ARIZONA, USA — Analicia Campas' dream of having a daughter came true at the worst moment of her life.
She already had Santiago, who at the time was 3 years old. He was “mama’s little boy” and Campas wanted him to have a “little princess” for a sister.
But at eight months pregnant, Campas found herself inside the state prison in Perryville.
“It’s hard, I wouldn’t wish anybody be pregnant while being locked up. I really don’t,” she said.
Campas said she was inside her cell when her water broke. She recalls telling her cellmate immediately who banged on their door in hopes of getting a guard’s attention. It worked.
When prison staff found her, they noticed the water was discolored and opted to take her to a hospital where Campas said baby Laila was born strong and healthy. Campas said she sighed a breath of relief — she worried that wouldn’t be the case.
“There [are] some things prenatal wise that wasn’t getting done [in prison],” Campas said. “Granted your food portions are a little bigger, but at the same time not enough vegetables for a healthy baby.”
Campas calls herself lucky to have given birth at a hospital. Other inmates have given birth in the prison’s yard.
“Sometimes you don’t even get a sonogram when you’re supposed to or they don’t even realize how far along you really are,” she said.
In an ongoing lawsuit against the Arizona Department of Corrections, the American Civil Liberties Union of Arizona has raised concerns about inadequate medical care for people in prisons.
“In that lawsuit, it was revealed that people who are pregnant while in prison, had given birth alone in their cells and had also experienced miscarriage because of inadequate prenatal care,” said Analise Ortiz, spokesperson for ACLU of Arizona.
For years, the ACLU has been pushing for Senate Bill 1526, also known as the Dignity for Incarcerated Women Act, which increases protections for pregnant women while in prison.
“This will have positive health outcomes for both the mother and the child,” said Ortiz. “It’s really important that we are accommodating for the basic human rights of all people in prison.”
What does SB1526 do?
The measure makes changes to health and medical services offered to female inmates and allows a prisoner to receive a certificate when the prison successfully completes a training program to work in a specific field or trade.
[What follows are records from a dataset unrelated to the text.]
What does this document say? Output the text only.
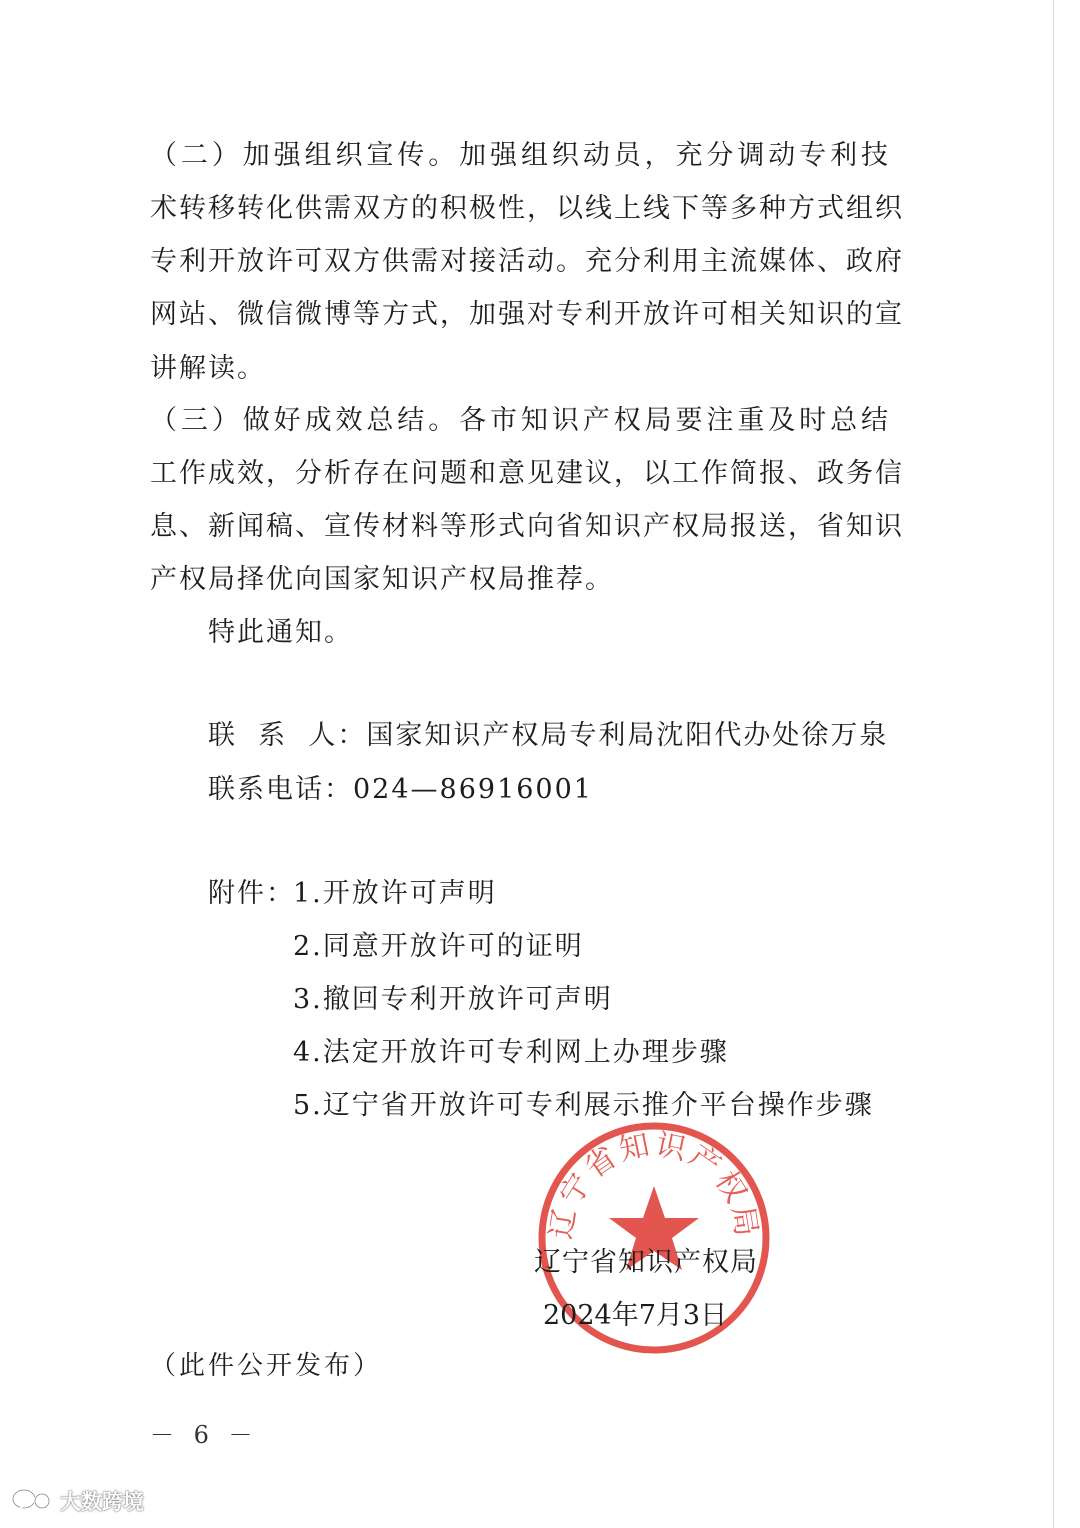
（二）加强组织宣传。加强组织动员，充分调动专利技
术转移转化供需双方的积极性，以线上线下等多种方式组织
专利开放许可双方供需对接活动。充分利用主流媒体、政府
网站、微信微博等方式，加强对专利开放许可相关知识的宣
讲解读。
（三）做好成效总结。各市知识产权局要注重及时总结
工作成效，分析存在问题和意见建议，以工作简报、政务信
息、新闻稿、宣传材料等形式向省知识产权局报送，省知识
产权局择优向国家知识产权局推荐。
特此通知。
联  系  人：国家知识产权局专利局沈阳代办处徐万泉
联系电话：024—86916001
附件：
1.开放许可声明
2.同意开放许可的证明
3.撤回专利开放许可声明
4.法定开放许可专利网上办理步骤
5.辽宁省开放许可专利展示推介平台操作步骤
辽宁省知识产权局
辽宁省知识产权局
2024年7月3日
（此件公开发布）
－ 6 －
大数跨境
According to the bill's language:
It requires ADC to provide:
- Pregnant prisoners with food and dietary supplements that meet prenatal nutritional guidelines.
- Female inmates with feminine hygiene products upon request without being charged for them.
- Training on topics relating to the mental and physical health of pregnant prisoners for corrections staff.
ADC also must:
- Place a prisoner within 250 miles, when possible, of the prisoner’s address if the prisoner is a parent of a minor.
- Outline visitation requirements for a prisoner with minor children.
- Limit male correctional officers from conducting an inspection of a naked female prisoner whenever possible.
- Allow a newborn to remain with the mother for 72 hours following birth unless medical staff has a reasonable belief the mother poses a health or safety risk to the baby.
It prohibits ADC from:
- Using restraints on a pregnant prisoner or within 30 days following a child’s birth.
- An unlicensed health care professional from conducting a body cavity search on a pregnant prisoner unless the employee has a reasonable belief the prisoner is concealing contraband.
- Assigning a pregnant prisoner or a prisoner who has given birth within 30 days to a bed more than three feet high from the floor.
The measure also calls for a report to be submitted within 72 hours if a male officer conducts an inspection on a female prisoner who is undressed, if restraints are used on a pregnant inmate and if an unlicensed health care professional conducts a body cavity search for contraband.
SB1526 passed both the House and Senate and is now on Gov. Doug Ducey’s desk.
Hope for pregnant inmates
Now that baby Laila is five years old and is “a tall beautiful lady,” Campas is hopeful for future mothers in prison.
“[Babies] deserve so much more, to be born healthy instead of malnourished,” she said.
Campas said changes to the current health care system in prison are essential, for inmates who don’t have a support system on the outside and depend on the state to provide care for their unborn children.
“I understand we are locked up and we did this to ourselves, but at the same time we’re still human and we have feelings, we have rights still being an inmate,” she said.